Seriously, where does the time go? I have no legitimate reason for not posting. I would only be making excuses. But this week I have been challenged to take some intense inventory as I was scheduled to speak Wednesday for the youth group and then again this morning. Nothing like being held accountable for what I believe.
It is clear that I am a huge procrastinator or struggling with the winter blahs. Honestly, I think it's both. Procrastination and the blahs- not a good equation to offer teens hope in this crazy world. But I did it. I hope. No pun intended.
On Wednesday, the topic was belonging. Having this disability presents some challenges when I want to feel like I belong. I don't want my life to entail all things disabled. Yet I don't truly fit in an able world. A tricky fate, for sure. And one that I thought I would never be up against. The truth is that I am disabled. So this morning I focused on James 1:2- "consider it pure joy, my brothers, when you face trials of many kinds..."

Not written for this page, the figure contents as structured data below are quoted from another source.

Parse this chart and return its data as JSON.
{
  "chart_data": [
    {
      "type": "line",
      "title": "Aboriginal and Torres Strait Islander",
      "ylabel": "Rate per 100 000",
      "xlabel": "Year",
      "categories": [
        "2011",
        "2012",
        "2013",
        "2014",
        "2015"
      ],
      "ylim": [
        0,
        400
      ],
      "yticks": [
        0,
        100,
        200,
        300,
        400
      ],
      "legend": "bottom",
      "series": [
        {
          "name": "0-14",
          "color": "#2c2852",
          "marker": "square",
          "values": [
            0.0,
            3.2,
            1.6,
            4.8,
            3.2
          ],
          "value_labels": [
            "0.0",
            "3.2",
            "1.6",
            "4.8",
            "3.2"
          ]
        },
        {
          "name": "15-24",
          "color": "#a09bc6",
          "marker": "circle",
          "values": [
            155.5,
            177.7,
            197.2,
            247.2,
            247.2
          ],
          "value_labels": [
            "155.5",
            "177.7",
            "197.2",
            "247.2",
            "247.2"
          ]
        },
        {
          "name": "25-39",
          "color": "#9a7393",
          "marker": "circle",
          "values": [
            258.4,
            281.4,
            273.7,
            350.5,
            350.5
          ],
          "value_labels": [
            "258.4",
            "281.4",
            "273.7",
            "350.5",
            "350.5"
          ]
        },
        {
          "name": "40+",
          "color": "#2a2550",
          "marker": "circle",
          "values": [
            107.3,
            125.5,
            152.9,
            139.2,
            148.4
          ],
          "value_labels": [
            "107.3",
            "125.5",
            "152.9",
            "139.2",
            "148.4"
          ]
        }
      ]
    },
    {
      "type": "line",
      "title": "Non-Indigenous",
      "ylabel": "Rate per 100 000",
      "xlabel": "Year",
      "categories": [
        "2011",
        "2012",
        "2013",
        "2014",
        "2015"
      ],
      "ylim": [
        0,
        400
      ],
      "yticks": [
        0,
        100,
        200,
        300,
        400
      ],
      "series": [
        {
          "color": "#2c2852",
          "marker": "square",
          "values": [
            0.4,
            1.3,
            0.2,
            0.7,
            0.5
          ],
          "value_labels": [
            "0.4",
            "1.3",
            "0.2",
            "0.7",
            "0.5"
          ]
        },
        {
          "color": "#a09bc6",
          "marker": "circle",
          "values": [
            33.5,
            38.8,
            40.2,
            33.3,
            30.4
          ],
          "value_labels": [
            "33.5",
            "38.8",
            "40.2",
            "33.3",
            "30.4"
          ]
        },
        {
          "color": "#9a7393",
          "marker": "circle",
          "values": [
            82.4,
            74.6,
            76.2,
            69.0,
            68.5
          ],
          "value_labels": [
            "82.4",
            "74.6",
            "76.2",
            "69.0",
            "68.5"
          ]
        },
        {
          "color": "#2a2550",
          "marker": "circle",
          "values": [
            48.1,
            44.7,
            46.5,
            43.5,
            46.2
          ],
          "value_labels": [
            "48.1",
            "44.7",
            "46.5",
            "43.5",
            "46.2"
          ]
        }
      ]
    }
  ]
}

FA is a trial while I navigate this life. I don't want it to define me, however. I long to count it joy. It may seem unrealistic when I hit my face AGAIN on a tile floor. At that moment, besides the urge to throw up from the concussion, I have a choice to figure out the joy in that situation. Faith not feelings. Faith not feelings. Faith not feelings...
The purple has faded and the bruising is gone.
The heart will always ache. Ache for a cure. Until then, I consider it pure joy to be surrounded by two amazing dogs, encouraging friends and an incredible family.
Until then...Delsie seems to be enjoying her retirement and Barkley feels as if he has always been a part of me.